# elle the elf girl - WIP



## Mel_Robertson

new sketch might give her a pet dragon


----------



## Mel_Robertson

decided to give her a friend instead of a dragon!


----------



## dickhutchings

I like elves.:biggrin:


----------



## Mel_Robertson

every time I try to post a pic as an attachment it shrinks it so small


----------



## Mel_Robertson

wings... they'll need wings


----------



## leighann

Oooh...she's pretty awesome. She might turn into my favorite. 

Just curious...what do u do with your pieces when your done?


----------



## Mel_Robertson

just put them in a folder and thats it


----------



## SuddenLife

Looking pretty neat already! I really love what you've done with the lighting so far.


----------



## Mel_Robertson

thanks x
I don't like her hair color though it matches her skin tone too much


----------



## leighann

Give that girl some highlights @meli !! :biggrin:


----------



## leighann

You need to have your pieces printed, then sell them. 
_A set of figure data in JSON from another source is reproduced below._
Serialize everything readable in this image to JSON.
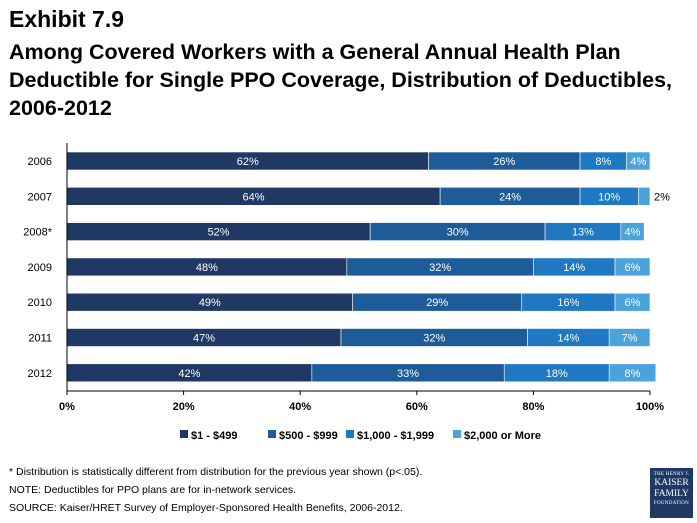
{
  "exhibit": "Exhibit 7.9",
  "title": "Among Covered Workers with a General Annual Health Plan Deductible for Single PPO Coverage, Distribution of Deductibles, 2006-2012",
  "colors": [
    "#1f3864",
    "#1d5c99",
    "#1e78c2",
    "#4ba3db"
  ],
  "chart_data": {
    "type": "bar",
    "orientation": "horizontal",
    "stacked": true,
    "categories": [
      "2006",
      "2007",
      "2008*",
      "2009",
      "2010",
      "2011",
      "2012"
    ],
    "series": [
      {
        "name": "$1 - $499",
        "values": [
          62,
          64,
          52,
          48,
          49,
          47,
          42
        ],
        "labels": [
          "62%",
          "64%",
          "52%",
          "48%",
          "49%",
          "47%",
          "42%"
        ]
      },
      {
        "name": "$500 - $999",
        "values": [
          26,
          24,
          30,
          32,
          29,
          32,
          33
        ],
        "labels": [
          "26%",
          "24%",
          "30%",
          "32%",
          "29%",
          "32%",
          "33%"
        ]
      },
      {
        "name": "$1,000 - $1,999",
        "values": [
          8,
          10,
          13,
          14,
          16,
          14,
          18
        ],
        "labels": [
          "8%",
          "10%",
          "13%",
          "14%",
          "16%",
          "14%",
          "18%"
        ]
      },
      {
        "name": "$2,000 or More",
        "values": [
          4,
          2,
          4,
          6,
          6,
          7,
          8
        ],
        "labels": [
          "4%",
          "2%",
          "4%",
          "6%",
          "6%",
          "7%",
          "8%"
        ]
      }
    ],
    "xlim": [
      0,
      100
    ],
    "xticks": [
      "0%",
      "20%",
      "40%",
      "60%",
      "80%",
      "100%"
    ],
    "legend_position": "bottom"
  },
  "notes": [
    "* Distribution is statistically different from distribution for the previous year shown (p<.05).",
    "NOTE: Deductibles for PPO plans are for in-network services.",
    "SOURCE: Kaiser/HRET Survey of Employer-Sponsored Health Benefits, 2006-2012."
  ],
  "logo": {
    "line1": "THE HENRY J.",
    "line2": "KAISER",
    "line3": "FAMILY",
    "line4": "FOUNDATION"
  }
}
Of course, people are constantly telling me to sell my stuff, and I haven't sold one piece. I have given a lot of mine away, but that doesn't bother me, I don't really consider myself a professional, but your pieces...they are primo!! :vs_rocking_banana:


----------



## Mel_Robertson

Okay based on your input I'll try to sell something on canvas, I've spend a few hours hunting down all the diff kinds and I've found a great company that does an A1 (20 X 30 inch) canvas for only £30 and it comes with an amazing lifetime guarantee!
now I've just got to make the hardest decision of which one to sell lol


----------



## Mel_Robertson




----------



## kpnuts

Whichever one you decide on will go quickly, your work is just so great it's out of this world.


----------



## Mel_Robertson

That means a lot to me I've never been really confident enough to sell my art doing album art is easy because it's smallish in size... these are huge 50MB files I might try ebay I don't know anywhere else apart from facebook, I was thinking of including a dvd speedart video with the painting


----------



## Mel_Robertson




----------



## Mel_Robertson

I love this painting so much is that vain? lol
can't wait to render the speed video


----------



## dickhutchings

More great work from meli. Whodathunkit:biggrin:

I love most of my paintings. I hope that doesn't make me vain, if it does, oh well.


----------



## leighann

The elf on the left...something about her eyes...they just draw you in. I like her better than elf girl on right. So, what is her neme @meli? 

Phenomenal!! :vs_cool:


----------



## Mel_Robertson

her names Alva which means female elf in Norse lol x


----------



## Mel_Robertson

finished.
I just learned if you right click it and open in new tab you can view full size


----------



## Susan Mulno

It really is amazing Meli! Bravo!


----------



## Mel_Robertson

1080 HD


----------



## kpnuts

Great work, just superb.


----------



## leighann

Very cool :thumbsup:


----------